第78話 3月10日(あんまり構われ過ぎるのは嫌だけど……でも)

 後方から、野良猫を見つけて呼ぶような声が聞こえた。

 いや、正しくは、


「ちーちゃんってば!」


 『野良猫を見つけて呼ぶように、名前を呼ばれた。』か。


「……はぁ」


 無視する訳にもいかず脚を止めた途端、口から溜息が漏れた。

 振り向こうと思うのだけれど……心なしか、首が重たくて上手く回らない。

 まるで砂糖を入れ過ぎてドロドロになった珈琲へ突っ込んだスプーンのようだった。

 しかし、


「さっきから呼んでたよ? どうしたの?」


 立ち止まっていたせいで、振り向く必要はなくなってしまう。


「……彩弓さん」

 

 「ん?」と不思議そうにする彩弓さんへ、ここ数日抱いていた疑問をぶつけた。


「最近、私たち偶然会いすぎじゃないですか?」


 すると、彩弓さんはあっけらかんと答える。


「そりゃ、ご近所さんだしね? そういうこともあるでしょ?」


 彼女の言い分はもっともだ。

 しかし……。


 出勤時間と登校時間が重なるなんて当たり前。

 夜にコンビニやスーパーへ寄れば買い物カゴを取ろうとして指先が触れ合う。

 そして、まさに今――朝出会わなければ、帰り道で午後から出勤する彩弓さんと出会う。


 ここ数日、こんなことがずっと続いていた。


「……はぁ。
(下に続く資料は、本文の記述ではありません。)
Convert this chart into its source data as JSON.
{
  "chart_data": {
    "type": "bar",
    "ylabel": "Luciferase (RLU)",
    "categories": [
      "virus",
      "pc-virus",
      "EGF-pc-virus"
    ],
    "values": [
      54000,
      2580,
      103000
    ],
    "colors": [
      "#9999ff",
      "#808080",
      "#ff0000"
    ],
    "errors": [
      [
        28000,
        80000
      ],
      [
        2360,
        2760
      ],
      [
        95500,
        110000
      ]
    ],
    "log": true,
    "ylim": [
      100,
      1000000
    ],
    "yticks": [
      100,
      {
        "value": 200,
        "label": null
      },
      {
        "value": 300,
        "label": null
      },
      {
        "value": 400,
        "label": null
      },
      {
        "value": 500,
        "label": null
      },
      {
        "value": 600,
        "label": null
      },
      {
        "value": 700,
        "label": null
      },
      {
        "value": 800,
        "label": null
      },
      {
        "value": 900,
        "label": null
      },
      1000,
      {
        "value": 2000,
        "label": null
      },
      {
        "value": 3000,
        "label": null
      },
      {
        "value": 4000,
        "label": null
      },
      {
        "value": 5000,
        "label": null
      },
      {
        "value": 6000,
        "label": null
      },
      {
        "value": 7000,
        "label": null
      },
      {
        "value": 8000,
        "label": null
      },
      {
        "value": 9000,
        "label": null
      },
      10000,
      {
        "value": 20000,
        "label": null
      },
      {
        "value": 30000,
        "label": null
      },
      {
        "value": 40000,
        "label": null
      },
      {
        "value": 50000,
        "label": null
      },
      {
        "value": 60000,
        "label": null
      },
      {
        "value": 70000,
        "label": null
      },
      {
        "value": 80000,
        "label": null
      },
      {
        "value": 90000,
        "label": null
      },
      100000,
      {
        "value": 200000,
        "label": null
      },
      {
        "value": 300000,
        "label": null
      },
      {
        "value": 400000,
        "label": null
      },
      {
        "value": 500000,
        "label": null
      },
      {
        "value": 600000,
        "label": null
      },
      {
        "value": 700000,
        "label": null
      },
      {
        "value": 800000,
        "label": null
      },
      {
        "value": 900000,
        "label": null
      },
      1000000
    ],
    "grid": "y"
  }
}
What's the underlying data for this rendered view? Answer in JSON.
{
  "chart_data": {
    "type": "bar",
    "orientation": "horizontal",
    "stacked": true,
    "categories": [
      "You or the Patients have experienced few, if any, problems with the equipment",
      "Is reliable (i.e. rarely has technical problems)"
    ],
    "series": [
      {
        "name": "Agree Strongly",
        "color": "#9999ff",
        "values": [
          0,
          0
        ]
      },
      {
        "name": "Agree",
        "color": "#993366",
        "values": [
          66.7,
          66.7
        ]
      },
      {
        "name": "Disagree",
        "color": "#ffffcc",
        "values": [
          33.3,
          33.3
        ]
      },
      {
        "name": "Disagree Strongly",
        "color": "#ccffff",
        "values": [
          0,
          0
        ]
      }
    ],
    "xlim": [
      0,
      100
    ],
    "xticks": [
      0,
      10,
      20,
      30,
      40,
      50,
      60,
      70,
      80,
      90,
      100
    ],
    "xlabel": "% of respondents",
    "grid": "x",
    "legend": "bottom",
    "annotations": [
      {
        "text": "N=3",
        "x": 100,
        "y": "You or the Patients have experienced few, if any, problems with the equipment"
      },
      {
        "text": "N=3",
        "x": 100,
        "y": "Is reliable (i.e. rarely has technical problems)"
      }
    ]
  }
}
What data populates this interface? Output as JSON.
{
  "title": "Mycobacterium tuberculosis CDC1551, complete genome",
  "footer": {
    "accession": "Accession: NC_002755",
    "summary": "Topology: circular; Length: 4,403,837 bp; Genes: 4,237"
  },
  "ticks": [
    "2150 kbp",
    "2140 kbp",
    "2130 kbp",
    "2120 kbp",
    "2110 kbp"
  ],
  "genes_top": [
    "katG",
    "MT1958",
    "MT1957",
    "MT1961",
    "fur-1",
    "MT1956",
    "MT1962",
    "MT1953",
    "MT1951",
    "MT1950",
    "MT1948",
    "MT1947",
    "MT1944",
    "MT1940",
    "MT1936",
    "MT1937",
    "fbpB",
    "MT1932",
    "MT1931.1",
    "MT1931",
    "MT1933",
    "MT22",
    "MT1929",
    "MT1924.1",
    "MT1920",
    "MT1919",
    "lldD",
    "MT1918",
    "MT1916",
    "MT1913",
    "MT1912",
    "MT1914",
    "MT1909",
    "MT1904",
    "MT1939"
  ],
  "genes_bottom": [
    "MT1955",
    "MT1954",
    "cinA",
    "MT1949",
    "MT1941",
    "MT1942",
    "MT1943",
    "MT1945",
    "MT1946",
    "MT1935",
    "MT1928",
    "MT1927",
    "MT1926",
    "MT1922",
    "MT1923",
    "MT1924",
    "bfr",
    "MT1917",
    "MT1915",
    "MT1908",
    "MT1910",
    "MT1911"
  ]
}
もういいです」


 出会ってしまうのはしょうがない。

 早々に挨拶を済ませて立ち去ろう。


「それじゃ……」


 ぽつりと言い残してから、一歩踏み出した。

 でも、


「あっ! ちーちゃん」


 呼び止められ……つい、振り返ってしまう。


「……どうかしました?」


 彼女の靴が視界に入った。


「今日も、あいつの家で時間潰すんでしょ?」


 どこか赤みがかった黒い革靴が、私の影を踏んでいる。

 その様子はどことなく、アスファルトを下地にして、待ち針でもさされているみたいだった。

 だからだろうか?


「……夜まではいませんよ?」


 気付けば『早く行こう』なんて気持ちは削がれていた。


「そっか、残念。帰りにケーキでも買って帰ろうかと思ったんだけど」


 一瞬、心が揺れる。

 けれど、


「流石に……夜にもう一度行ったりもしないですよ? 明日も学校ありますし」


 後ろ髪を引かれながら答えると、彩弓さんがおかしそうに笑った。


「そっか、そうだよね。あ! じゃあさ、いつから春休み始まるとか教えてくれる? 次の日、学校がないなら来てくれなくもないでしょ?」

「それなら……まぁ」

「なら、わかったらまた教えてね」


 そう言って、彩弓さんがくるりと踵を返した瞬間――、


「19日です。春休み……」


 ――私は、彼女の後姿を自分から呼び止めていた。